Immersion Cooling and the Future of AI Data Center Infrastructure
As AI and high-performance computing drive increases in data center power density, cooling has become a defining constraint for infrastructure design. Immersion cooling is emerging as a critical solution, but it is only one part of a broader shift in how next-generation AI data centers are built.
This FAQ explores what immersion cooling is, how it differs from other liquid cooling approaches, where Infinium Edge fits within existing and new facilities, and how advanced cooling fluids can help address performance, energy, water, and carbon challenges at scale.
What is immersion cooling, and how is it different from liquid cooling?
Immersion cooling is a data center cooling approach in which IT equipment is fully submerged in a specialized, non-conductive (dielectric) fluid that removes heat directly from compute and system components such as CPUs, GPUs, memory modules, power delivery components, storage devices, and other heat-generating electronics.
This differs from other forms of liquid cooling, often referred to as direct-to-chip cooling, where water or other coolants circulate through pipes, cold plates, or heat exchangers attached to select components, while the remaining server hardware continues to rely on air cooling.
By contrast, immersion cooling systems support higher power densities and less complex operations, making them increasingly critical for next-generation AI data center design.
What are the advantages of immersion cooling compared to other cooling options?
Immersion cooling offers a fundamentally different approach to thermal management by submerging IT equipment directly in a dielectric fluid engineered for efficient heat transfer and material compatibility.
Compared to traditional air cooling and other liquid-based approaches, immersion cooling can provide:
Support for substantially higher power densities, enabling next-generation AI and GPU workloads
Up to 50% lower cooling energy use compared to conventional air-cooled systems
Low Power Usage Effectiveness (PUE), often below 1.05, compared to ~1.5 for typical air-cooled facilities
Simplified cooling infrastructure, with fewer mechanical components and reduced thermal bottlenecks
Improved hardware performance and reliability through stable, uniform operating temperatures
By removing heat directly at the source, immersion cooling improves efficiency while reducing the operational complexity of current liquid cooling solutions.
Who is Infinium Edge for, where does it fit in existing facilities, and what stage of deployment does it support?
Infinium Edge™ is designed for data center operators, hyperscalers, colocation providers, and enterprises running high-density workloads such as AI and high-performance computing (HPC).
The platform supports deployment across new builds and existing data centers. Its modular AI factory configurations combine immersion cooling and power into a scalable platform optimized for rapid deployment and future growth.
What are the ideal settings for Infinium Edge solutions?
Infinium Edge is ideally suited for:
High-density AI and HPC environments
GPU-intensive workloads that exceed the practical limits of air or direct-to-chip cooling
Data centers facing power, space, or water constraints
Operators seeking to future-proof facilities for rapidly evolving compute demands
Infinium Edge immersion solutions enable closed-loop, zero-water cooling operations, making them especially valuable in regions where water availability is limited or community concerns around water use are high.
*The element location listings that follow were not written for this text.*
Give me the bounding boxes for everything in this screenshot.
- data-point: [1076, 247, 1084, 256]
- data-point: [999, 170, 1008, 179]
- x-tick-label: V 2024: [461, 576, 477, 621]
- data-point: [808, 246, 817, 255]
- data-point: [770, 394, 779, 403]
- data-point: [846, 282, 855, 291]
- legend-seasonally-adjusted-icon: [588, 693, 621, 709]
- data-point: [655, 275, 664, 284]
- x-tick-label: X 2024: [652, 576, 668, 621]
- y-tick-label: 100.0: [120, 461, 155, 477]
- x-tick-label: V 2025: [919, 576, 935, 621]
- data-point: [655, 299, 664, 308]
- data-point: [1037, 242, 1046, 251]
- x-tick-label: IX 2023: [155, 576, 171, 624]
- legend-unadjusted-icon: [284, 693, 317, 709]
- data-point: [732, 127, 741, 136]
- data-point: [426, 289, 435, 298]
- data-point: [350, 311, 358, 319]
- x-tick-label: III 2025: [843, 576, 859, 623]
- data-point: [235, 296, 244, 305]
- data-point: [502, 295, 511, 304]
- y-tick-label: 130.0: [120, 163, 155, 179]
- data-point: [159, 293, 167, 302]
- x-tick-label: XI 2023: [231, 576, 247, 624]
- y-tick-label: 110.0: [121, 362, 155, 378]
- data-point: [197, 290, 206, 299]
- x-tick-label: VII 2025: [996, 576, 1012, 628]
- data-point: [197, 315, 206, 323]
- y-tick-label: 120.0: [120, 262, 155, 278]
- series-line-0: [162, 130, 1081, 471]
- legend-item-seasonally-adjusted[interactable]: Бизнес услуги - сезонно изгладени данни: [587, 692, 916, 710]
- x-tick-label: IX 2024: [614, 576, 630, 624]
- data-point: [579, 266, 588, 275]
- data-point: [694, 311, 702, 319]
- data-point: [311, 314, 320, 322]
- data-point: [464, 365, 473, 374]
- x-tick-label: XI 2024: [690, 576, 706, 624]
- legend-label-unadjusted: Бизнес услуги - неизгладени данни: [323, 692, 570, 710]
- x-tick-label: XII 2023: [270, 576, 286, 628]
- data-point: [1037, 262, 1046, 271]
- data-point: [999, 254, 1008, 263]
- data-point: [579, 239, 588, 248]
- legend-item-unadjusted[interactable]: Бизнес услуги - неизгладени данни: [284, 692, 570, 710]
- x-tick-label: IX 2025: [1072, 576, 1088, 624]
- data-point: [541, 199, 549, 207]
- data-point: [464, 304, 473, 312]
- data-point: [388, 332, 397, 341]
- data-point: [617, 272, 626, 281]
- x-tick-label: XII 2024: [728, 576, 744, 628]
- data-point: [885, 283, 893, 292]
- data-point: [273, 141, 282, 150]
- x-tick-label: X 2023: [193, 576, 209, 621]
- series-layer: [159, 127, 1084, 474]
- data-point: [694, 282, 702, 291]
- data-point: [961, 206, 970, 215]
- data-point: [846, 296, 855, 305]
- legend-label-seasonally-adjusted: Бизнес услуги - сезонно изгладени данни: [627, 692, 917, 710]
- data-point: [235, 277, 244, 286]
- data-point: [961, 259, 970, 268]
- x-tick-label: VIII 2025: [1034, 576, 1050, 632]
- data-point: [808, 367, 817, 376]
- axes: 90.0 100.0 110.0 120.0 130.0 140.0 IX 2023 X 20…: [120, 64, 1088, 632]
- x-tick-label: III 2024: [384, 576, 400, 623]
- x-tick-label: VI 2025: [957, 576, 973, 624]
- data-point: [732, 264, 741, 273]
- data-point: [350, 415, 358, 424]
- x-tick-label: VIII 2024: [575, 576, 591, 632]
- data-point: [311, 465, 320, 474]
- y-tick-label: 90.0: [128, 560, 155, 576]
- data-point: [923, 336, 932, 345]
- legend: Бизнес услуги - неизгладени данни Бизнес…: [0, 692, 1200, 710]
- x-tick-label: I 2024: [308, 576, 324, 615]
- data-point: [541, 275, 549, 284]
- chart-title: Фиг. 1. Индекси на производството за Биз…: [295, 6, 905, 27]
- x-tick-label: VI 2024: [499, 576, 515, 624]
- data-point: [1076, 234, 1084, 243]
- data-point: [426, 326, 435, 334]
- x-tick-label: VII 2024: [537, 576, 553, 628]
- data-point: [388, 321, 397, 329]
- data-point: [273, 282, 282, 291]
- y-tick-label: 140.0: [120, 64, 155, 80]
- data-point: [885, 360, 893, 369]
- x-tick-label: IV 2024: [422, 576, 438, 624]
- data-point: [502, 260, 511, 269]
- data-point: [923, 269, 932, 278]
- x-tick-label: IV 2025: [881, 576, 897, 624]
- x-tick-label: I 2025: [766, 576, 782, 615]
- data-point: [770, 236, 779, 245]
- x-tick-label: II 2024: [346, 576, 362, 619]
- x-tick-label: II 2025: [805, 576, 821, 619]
Is Infinium Edge sustainable or carbon-neutral? How does it address water and carbon concerns?
Infinium Edge is designed to help data centers reduce environmental impact while meeting growing compute demand.
Key sustainability benefits include:
Zero fresh water use in closed-loop operations, eliminating reliance on evaporative cooling systems
Reduced energy consumption compared to traditional air-cooled data centers
Advanced and carbon-negative dielectric immersion fluids engineered for performance and durability
Importantly, when Infinium Edge immersion fluids are produced from Infinium’s eFuels facilities, its fluids are carbon-negative products. In these cases, the production process utilizes waste CO₂ as a feedstock for the fluid production, helping reduce the overall lifecycle carbon footprint of data centers.
Together, reduced water use, lower energy demand, and carbon-negative fluid production can help data center operators address sustainability goals, regulatory requirements, and public concerns related to data center growth.